Personal information
- Full name: Lipoi Hopoi
- Born: 13 March 2002 (age 24) Sydney, New South Wales, Australia
- Height: 183 cm (6 ft 0 in)
- Weight: 105 kg (16 st 7 lb)

Playing information
- Position: Prop, Lock
Club
| Years | Team | Pld | T | G | FG | P |
| 2024–26 | Canterbury Bulldogs | 17 | 1 | 0 | 0 | 4 |
| 2027– | Canberra Raiders | 0 | 0 | 0 | 0 | 0 |
|  | Total | 17 | 1 | 0 | 0 | 4 |
- Source: As of 15 September 2026

= Lipoi Hopoi =

Australian rugby league footballer

Lipoi Hopoi (born 13 March 2002) is an Australian professional rugby league footballer who plays as a prop and lock for the Canterbury-Bankstown Bulldogs in the National Rugby League (NRL).

==Background==
Hopoi is a local junior from the St George Dragons in the Canterbury-Bankstown District Junior Rugby League.
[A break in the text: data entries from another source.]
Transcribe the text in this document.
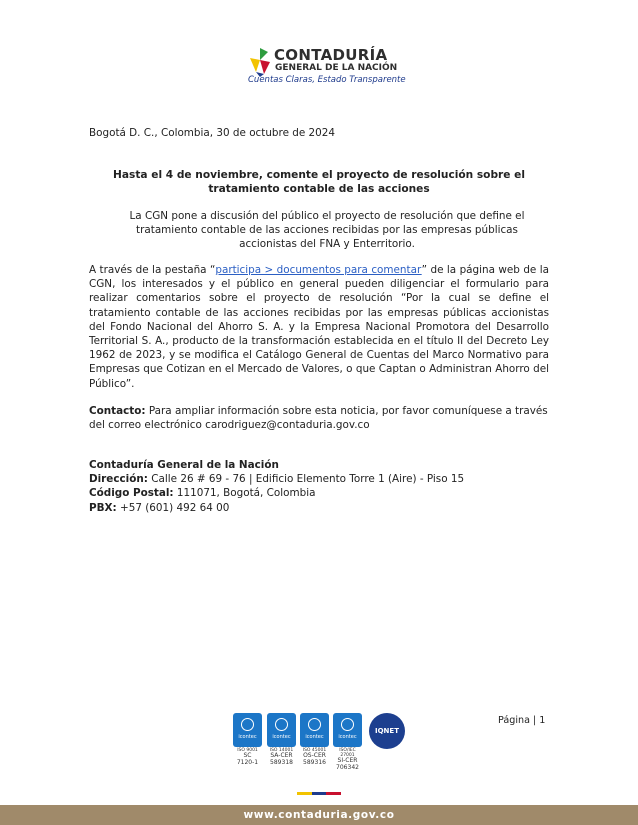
CONTADURÍA
GENERAL DE LA NACIÓN
Cuentas Claras, Estado Transparente
Bogotá D. C., Colombia, 30 de octubre de 2024
Hasta el 4 de noviembre, comente el proyecto de resolución sobre el
tratamiento contable de las acciones
La CGN pone a discusión del público el proyecto de resolución que define el tratamiento contable de las acciones recibidas por las empresas públicas accionistas del FNA y Enterritorio.
A través de la pestaña “participa > documentos para comentar” de la página web de la CGN, los interesados y el público en general pueden diligenciar el formulario para realizar comentarios sobre el proyecto de resolución “Por la cual se define el tratamiento contable de las acciones recibidas por las empresas públicas accionistas del Fondo Nacional del Ahorro S. A. y la Empresa Nacional Promotora del Desarrollo Territorial S. A., producto de la transformación establecida en el título II del Decreto Ley 1962 de 2023, y se modifica el Catálogo General de Cuentas del Marco Normativo para Empresas que Cotizan en el Mercado de Valores, o que Captan o Administran Ahorro del Público”.
Contacto: Para ampliar información sobre esta noticia, por favor comuníquese a través del correo electrónico carodriguez@contaduria.gov.co
Contaduría General de la Nación
Dirección: Calle 26 # 69 - 76 | Edificio Elemento Torre 1 (Aire) - Piso 15
Código Postal: 111071, Bogotá, Colombia
PBX: +57 (601) 492 64 00
icontec
ISO 9001
SC
7120-1
icontec
ISO 14001
SA-CER
589318
icontec
ISO 45001
OS-CER
589316
icontec
ISO/IEC 27001
SI-CER
706342
IQNET
Página | 1
www.contaduria.gov.co
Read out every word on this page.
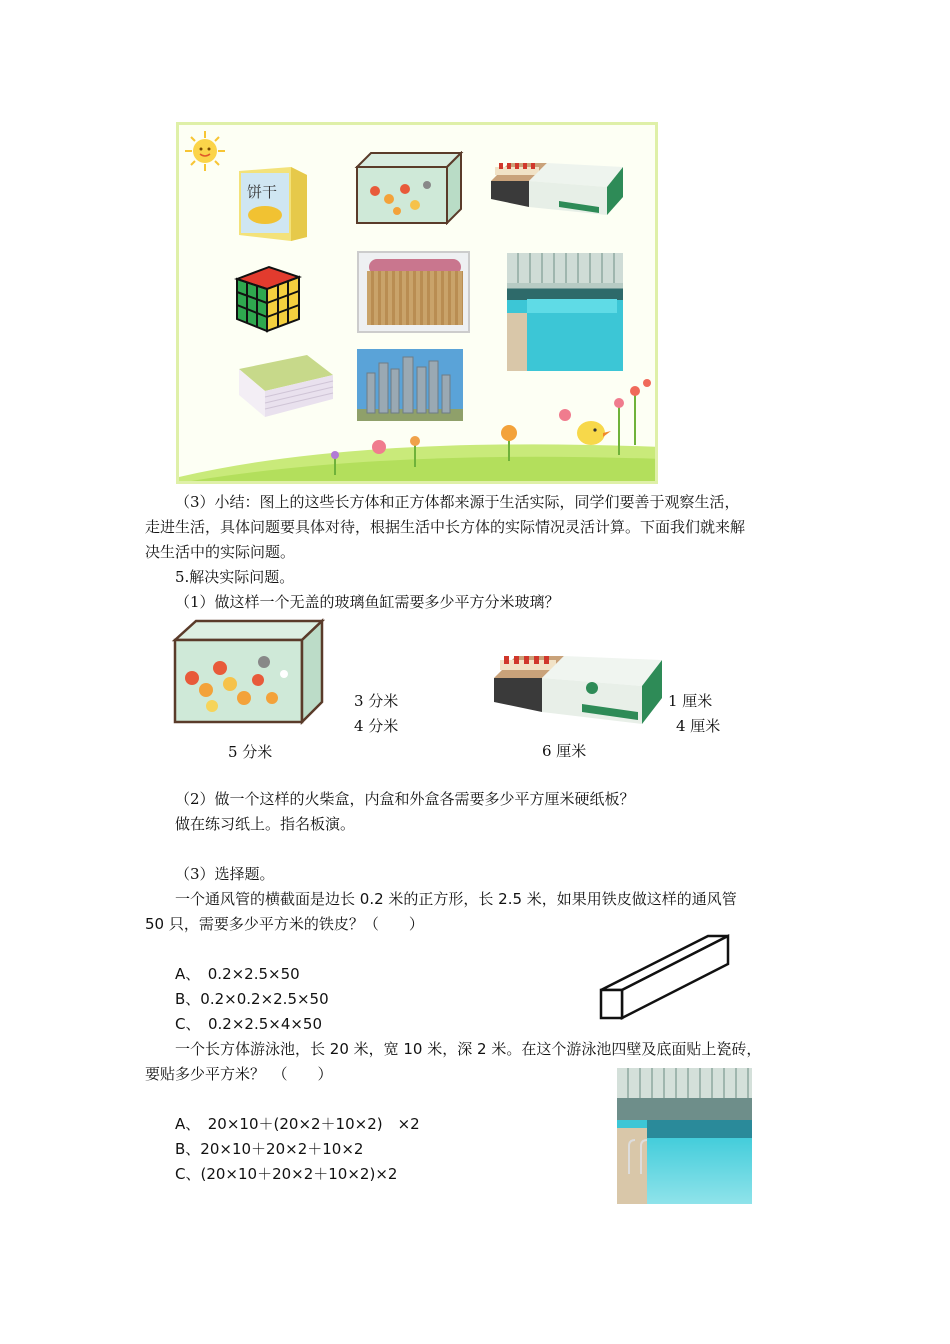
饼干
（3）小结：图上的这些长方体和正方体都来源于生活实际，同学们要善于观察生活，
走进生活，具体问题要具体对待，根据生活中长方体的实际情况灵活计算。下面我们就来解
决生活中的实际问题。
5.解决实际问题。
（1）做这样一个无盖的玻璃鱼缸需要多少平方分米玻璃？
3 分米
4 分米
5 分米
1 厘米
4 厘米
6 厘米
（2）做一个这样的火柴盒，内盒和外盒各需要多少平方厘米硬纸板？
做在练习纸上。指名板演。
（3）选择题。
一个通风管的横截面是边长 0.2 米的正方形，长 2.5 米，如果用铁皮做这样的通风管
50 只，需要多少平方米的铁皮？（　　）
A、　0.2×2.5×50
B、0.2×0.2×2.5×50
C、　0.2×2.5×4×50
一个长方体游泳池，长 20 米，宽 10 米，深 2 米。在这个游泳池四壁及底面贴上瓷砖，
要贴多少平方米？　（　　）
A、　20×10＋(20×2＋10×2)　×2
B、20×10＋20×2＋10×2
C、(20×10＋20×2＋10×2)×2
He progressed through the Bulldogs' pathways system, playing in the Harold Matthews, SG Ball, and Jersey Flegg Cups, where he was a member of the 2023 Premiership-winning team.

==Playing career==

===Canterbury-Bankstown Bulldogs===
Hopoi made his first grade debut in round 13 of the 2024 season, coming off the bench in a 32–2 victory over the Newcastle Knights.

In August 2024, Hopoi signed a two-year contract extension with Canterbury, keeping him at the club until the end of the 2026 NRL season. He was expected to be promoted to the Top 30 roster in 2026.

In early August, it was reported that Hopoi had signed a deal with the Canberra Raiders. On 22 September 2026, the Raiders officially announced the signing of Hopoi on a two year deal.